In one of several tweets supporting King’s false claim that the New York Times took him out of context when it quoted him suggesting that terms like “white nationalist” and “white supremacist” were not offensive, the ISU College Republicans encouraged its Twitter followers to read an article from a fringe Minnesota-based blog called Alpha News headlined, “Detestable Character Assassination.” The website has a history of publishing racist content; as Minneapolis alt-weekly City Pages summarized last fall, that’s included “painting random juvenile delinquency as anti-white racism, running a misleading op-ed about how much immigrants ‘cost’ taxpayers, and another suggesting the white nationalist terrorist bombing of the Bloomington mosque was a ‘hoax.’”
In February, the ISU College Republicans expressed support for an effort by one of King’s favorite far-right European leaders, the Hungarian autocrat Viktor Orban, to redesign government buildings in the interest of promoting nationalism and erasing the communist influence behind their bland designs. (Incidentally, the press release from the Iowa Federation of College Republicans that the ISU College Republicans endorsed in June 2018 included criticism of the state’s public universities for spending funds on “lavish buildings that are far more extravagant than any Iowan would expect or need.”)

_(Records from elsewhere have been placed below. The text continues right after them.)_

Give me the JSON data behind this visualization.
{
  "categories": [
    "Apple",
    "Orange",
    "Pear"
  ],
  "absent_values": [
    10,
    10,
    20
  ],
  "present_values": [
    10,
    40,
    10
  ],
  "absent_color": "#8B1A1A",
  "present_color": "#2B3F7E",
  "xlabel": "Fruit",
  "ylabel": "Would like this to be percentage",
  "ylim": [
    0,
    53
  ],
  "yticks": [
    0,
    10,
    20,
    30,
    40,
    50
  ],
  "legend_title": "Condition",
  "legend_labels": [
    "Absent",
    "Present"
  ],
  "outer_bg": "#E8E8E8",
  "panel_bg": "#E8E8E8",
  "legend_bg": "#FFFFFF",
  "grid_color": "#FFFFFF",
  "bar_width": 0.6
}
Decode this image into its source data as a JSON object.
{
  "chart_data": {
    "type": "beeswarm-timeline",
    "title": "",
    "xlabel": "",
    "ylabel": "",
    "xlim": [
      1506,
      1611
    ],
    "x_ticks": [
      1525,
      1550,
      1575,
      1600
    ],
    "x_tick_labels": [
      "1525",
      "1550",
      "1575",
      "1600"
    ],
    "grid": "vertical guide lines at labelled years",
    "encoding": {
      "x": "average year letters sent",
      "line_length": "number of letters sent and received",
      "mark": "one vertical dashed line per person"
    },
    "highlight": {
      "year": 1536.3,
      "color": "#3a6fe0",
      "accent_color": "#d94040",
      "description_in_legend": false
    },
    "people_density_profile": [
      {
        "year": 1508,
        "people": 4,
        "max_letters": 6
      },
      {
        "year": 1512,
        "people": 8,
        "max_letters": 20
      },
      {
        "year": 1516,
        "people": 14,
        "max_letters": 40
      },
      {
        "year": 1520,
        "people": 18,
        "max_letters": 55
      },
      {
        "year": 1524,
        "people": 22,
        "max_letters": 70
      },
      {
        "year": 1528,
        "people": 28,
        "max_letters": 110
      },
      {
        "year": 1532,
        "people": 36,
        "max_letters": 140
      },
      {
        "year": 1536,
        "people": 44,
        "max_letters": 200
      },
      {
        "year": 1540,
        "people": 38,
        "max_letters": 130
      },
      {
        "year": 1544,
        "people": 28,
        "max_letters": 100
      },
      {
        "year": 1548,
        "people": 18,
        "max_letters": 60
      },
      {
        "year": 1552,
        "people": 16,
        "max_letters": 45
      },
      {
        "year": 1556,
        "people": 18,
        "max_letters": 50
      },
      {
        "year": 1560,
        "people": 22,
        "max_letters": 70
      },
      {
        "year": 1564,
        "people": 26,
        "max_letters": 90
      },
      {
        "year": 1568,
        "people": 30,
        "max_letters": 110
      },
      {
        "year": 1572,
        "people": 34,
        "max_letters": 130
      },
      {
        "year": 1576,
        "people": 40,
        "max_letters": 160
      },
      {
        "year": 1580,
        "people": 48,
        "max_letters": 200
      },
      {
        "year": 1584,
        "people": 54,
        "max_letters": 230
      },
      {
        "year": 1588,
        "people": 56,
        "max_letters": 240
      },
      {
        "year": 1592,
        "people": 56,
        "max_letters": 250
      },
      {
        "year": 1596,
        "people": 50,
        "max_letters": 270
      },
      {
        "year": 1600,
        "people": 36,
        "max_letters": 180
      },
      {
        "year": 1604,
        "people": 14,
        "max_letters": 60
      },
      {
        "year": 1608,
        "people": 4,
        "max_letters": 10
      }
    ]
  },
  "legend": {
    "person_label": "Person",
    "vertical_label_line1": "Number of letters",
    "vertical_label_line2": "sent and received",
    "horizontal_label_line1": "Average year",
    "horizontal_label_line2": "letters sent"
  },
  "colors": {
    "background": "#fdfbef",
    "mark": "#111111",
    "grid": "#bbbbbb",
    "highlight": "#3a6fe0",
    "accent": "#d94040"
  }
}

None of the social media posts mentioned above received much attention, but another incident in March 2019 did. That month, a prominent white nationalist activist named Nick Fuentes visited ISU’s campus, claiming he’d been invited by both the ISU College Republicans and the unofficial student chapter of the conservative organization Turning Point USA. Met by protesters and ISU police at the building where he planned to speak, Fuentes relocated to the Tree of Oppression that the College Republicans had mocked on Facebook the previous year.
Although then-ISU College Republicans President Jacob Minock had promoted Fuentes’ appearance to members in an email, the group later released a statement claiming they had been “misled” about his views and had no involvement in organizing the event themselves.
The statement quoted Anthony Labruna, the ISU College Republicans member and vice chairman of the Iowa Federation of College Republicans who was recruited by the White House in early March. “Everything he said last night were views that are not held by the Republican Party,” Labruna said, despite comments made by Fuentes about the “European texture” of the US that echoed views expressed for years by Steve King and other Republicans within Trump’s orbit.
Fuentes himself responded to the statement, claiming that the ISU College Republicans were directly involved in planning his visit to campus, “knowing full well my views,” and that Labruna “shook my hand last night after the speech and complimented me.”